Indem man sich selbst kennen und fühlen lernt, erweitert man seine Fähigkeit, sich auch in das Dasein anderer Menschen, Tiere und Pflanzen einzufühlen und sich für ihr Wohlergehen stark zu machen. Deshalb ist Meditation auch so wertvoll und förderlich in zwischenmenschlichen Beziehungen. Man lernt nicht nur, seine Gefühle und Bedürfnisse wahrzunehmen und sie zum Ausdruck zu bringen, sondern kultiviert auch Verständnis und Empathie für die Anliegen seines Gegenübers. Das Verständnis vertieft sich von einer intellektuellen und kognitiven auf eine emotionale und geistige Ebene. Man gelangt in Kontakt mit dem Kern des anderen Wesens. Dieser Prozess stellt sich nicht nur in Beziehungen zu Menschen, sondern auch zu Tieren und zur Natur ein. Sich selbst als Teil eines grossen Ganzen zu sehen, als Resonanzkörper mit mannigfaltigen Wahrnehmungen, verbunden mit Menschen und Natur, ist eine unglaublich bereichernde Erfahrung.
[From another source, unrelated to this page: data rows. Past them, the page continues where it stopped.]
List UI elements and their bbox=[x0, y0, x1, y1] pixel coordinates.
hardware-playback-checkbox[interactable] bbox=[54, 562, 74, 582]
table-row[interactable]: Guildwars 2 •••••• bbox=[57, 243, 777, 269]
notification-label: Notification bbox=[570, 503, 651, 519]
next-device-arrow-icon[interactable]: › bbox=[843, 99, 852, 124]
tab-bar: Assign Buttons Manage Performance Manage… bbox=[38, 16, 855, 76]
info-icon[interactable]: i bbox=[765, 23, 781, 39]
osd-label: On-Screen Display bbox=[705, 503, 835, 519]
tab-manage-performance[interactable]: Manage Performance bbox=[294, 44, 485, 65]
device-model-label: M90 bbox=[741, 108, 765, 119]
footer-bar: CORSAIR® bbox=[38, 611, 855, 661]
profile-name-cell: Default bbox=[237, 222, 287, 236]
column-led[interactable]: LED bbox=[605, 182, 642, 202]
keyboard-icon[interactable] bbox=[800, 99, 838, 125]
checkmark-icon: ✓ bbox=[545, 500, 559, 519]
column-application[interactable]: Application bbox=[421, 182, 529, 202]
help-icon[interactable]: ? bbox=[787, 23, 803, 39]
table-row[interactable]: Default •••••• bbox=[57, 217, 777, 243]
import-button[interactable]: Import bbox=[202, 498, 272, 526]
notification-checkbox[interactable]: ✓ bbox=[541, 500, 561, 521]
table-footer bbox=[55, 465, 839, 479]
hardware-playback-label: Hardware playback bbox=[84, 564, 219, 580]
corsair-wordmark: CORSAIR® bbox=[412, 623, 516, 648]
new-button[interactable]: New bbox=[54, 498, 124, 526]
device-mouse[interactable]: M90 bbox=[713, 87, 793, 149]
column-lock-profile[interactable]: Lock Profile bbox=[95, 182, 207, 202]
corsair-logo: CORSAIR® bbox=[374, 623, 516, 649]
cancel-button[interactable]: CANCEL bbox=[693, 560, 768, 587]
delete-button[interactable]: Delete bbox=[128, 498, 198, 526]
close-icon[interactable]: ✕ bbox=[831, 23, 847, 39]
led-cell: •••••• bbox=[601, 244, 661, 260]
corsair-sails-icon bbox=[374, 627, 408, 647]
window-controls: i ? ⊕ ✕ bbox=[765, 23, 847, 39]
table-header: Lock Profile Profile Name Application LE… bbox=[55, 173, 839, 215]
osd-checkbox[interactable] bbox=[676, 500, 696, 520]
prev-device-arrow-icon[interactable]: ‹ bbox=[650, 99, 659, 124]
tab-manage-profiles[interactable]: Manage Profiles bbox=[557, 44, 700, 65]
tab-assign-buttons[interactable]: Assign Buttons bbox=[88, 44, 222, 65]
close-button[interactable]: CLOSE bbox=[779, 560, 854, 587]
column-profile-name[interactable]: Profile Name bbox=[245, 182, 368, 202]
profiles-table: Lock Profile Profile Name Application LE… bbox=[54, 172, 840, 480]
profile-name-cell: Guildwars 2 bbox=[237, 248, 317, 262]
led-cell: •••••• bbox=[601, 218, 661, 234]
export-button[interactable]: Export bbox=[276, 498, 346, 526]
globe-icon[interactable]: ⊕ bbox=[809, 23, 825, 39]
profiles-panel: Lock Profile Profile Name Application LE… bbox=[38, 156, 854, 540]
Sie ermöglicht die Führung eines Lebens, das in Einklang mit allen anderen Wesen und der Umwelt steht. 


Für wen eignet sich die Meditation?

Sie eignet sich für alle (lacht). Ich glaube, jeder Mensch würde von einer achtsamen und verbundenen Lebensführung profitieren. Zum Glück gibt es so viele verschiedene Meditationsarten und -formen, wie zum Beispiel auch Tanz- oder Gehmeditation, dass es für jede und jeden etwas dabei hat.